Innalillahi wa inna ilaihi rojiuun. Allahummaghfirlahuu warhamhu waafihii wa'fuanhu.
Selamat jalan, Pak Habibie
Terima kasih atas jasa-jasa dan pengabdian Bapak untuk bangsa dan negara. Terima kasih telah mengharumkan nama Indonesia di kancah dunia.
Semoga Allah mengampuni dosa-dosa dan menerima amal ibadah beliau. Aamiin yaa rabbal alamiin.
Al Fatihah.
Al Fatihah.
Jangan ditanya sedih menyeruak begitu saja. Mendengar bapak bangsa, orang yang kuidolakan dan kubanggakan pergi untuk selama-lamanya. Hari ini, Rabu 11 September 2019. Setelah hoaks bersliweran begitu kencang berhembus menembus mata batin serasa tak ingin mendengar dan tak rela.
Namun, begitu berita valid diusung oleh TVONE, dan SCTV tak terasa merinding dan meneteskan airmata. Mengajak siswa privat kelas 12 akutansi yang sedang belajar statistik untuk persiapan ulangan matematika besok. Satu-satunya bangsa Indonesia yang mampu membuat pesawat dan diakui dunia, Mentri yang pernah menduduki kursi kepresidenan walau hanya setahun, dengan prestasinya yang bijaksana.
Membebaskan semua tahanan politik bahkan diajak untuk memikirkan kemajuan Indonesia. Bayangkan penjara penuh dan anggaran negara hanya dihabiskan untuk makanan napi yang kapasitasnya sudah tidak layak. Apalagi ditambah dengan tahanan politik. Pemerintahan yang tak siap dikritik diberi masukan dan menganggap orang-orang seperti itu bersebrangan dengannya, seharusnya jangan menjadi pemimpin.
Berhasil menurunkan dan menekan rupiah dari krisis keuangan moneter yang menggila sehingga dolar sempat tembus di atas 20.000 rupiah. Bisa di bawah 10.000 itu kereen. Ah, banyak sekali kelebihan yang tidak seimbang dengan kesalahan nya tentang timur-timur. Dimana terlalu banyak kepentingan yang menunggangi dan dimanfaatkan negara lain dan orang-orang yang iri dengan bapak Habibie.
Indonesia kehilangan, bapak bangsa yang tetap bersahaja hingga di hari terakhirnya.
Tetap cerdas dan berwibawa, bahkan terus berkarya menorehkan prestasi tak henti. Nggak baper berkepanjangan walau bunda Ainun sang belahan jiwa meninggalkan lebih dulu, memilukan hati dan perasaan bangsa ini pula. Kisah cinta sejati yang tak lekang oleh sejarah dan dibukukan dalam film "Ainun dan Habibie." So sweet iiih, ayaah mana ayaah.

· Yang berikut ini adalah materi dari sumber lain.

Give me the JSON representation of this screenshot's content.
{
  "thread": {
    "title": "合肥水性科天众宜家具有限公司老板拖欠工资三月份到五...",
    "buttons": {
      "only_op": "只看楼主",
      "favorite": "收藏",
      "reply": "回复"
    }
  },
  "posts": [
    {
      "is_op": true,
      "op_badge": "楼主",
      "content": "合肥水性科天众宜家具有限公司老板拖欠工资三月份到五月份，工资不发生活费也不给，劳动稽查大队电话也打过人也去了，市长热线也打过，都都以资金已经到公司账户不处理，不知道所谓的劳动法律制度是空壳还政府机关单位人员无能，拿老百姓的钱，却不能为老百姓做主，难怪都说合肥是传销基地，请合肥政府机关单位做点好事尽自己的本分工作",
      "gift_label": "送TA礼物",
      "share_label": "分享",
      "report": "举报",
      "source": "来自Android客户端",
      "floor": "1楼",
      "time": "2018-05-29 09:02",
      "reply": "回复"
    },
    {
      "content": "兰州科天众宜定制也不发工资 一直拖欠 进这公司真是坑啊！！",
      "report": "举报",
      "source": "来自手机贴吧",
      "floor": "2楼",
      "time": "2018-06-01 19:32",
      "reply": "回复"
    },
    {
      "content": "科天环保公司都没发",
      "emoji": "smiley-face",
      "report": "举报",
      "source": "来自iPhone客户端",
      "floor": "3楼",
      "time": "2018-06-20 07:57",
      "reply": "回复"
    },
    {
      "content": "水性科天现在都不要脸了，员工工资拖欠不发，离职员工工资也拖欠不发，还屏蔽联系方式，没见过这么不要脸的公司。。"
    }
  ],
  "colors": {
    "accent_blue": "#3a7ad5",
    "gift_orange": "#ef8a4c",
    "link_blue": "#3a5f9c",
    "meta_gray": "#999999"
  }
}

Teringat waktu tahun 1999 akhir bertemu bapak di Menara Dea Kuningan. Saat itu pekerjaanku adalah manager supervisor kesehatan di salah satu perusahaan. Satu lift dengan beliau dan dua anaknya, wow. Santun dan bersahaja. Tanpa pengawalan, tanpa wajah julid ataupun sombong padahal posisi saat itu adalah Menristek. Kami bertegur sapa hangat sekali seakan tidak ada pembatas antara pejabat dan rakyat. Kenangan tak terlupa.
Pantaslah, begitu banyak yang sedih, menangis mendengar kepergian beliau menghadap sang Khalik. Ya Allah tempatkan di sisi Mu yang terbaik, dalam keadaan Khusnul khatimah. Semoga kami diberi pengganti orang terbaik yang juga akan membawa nama Indonesia seperti bapak kebanggaan kami semua. Aammiin yra.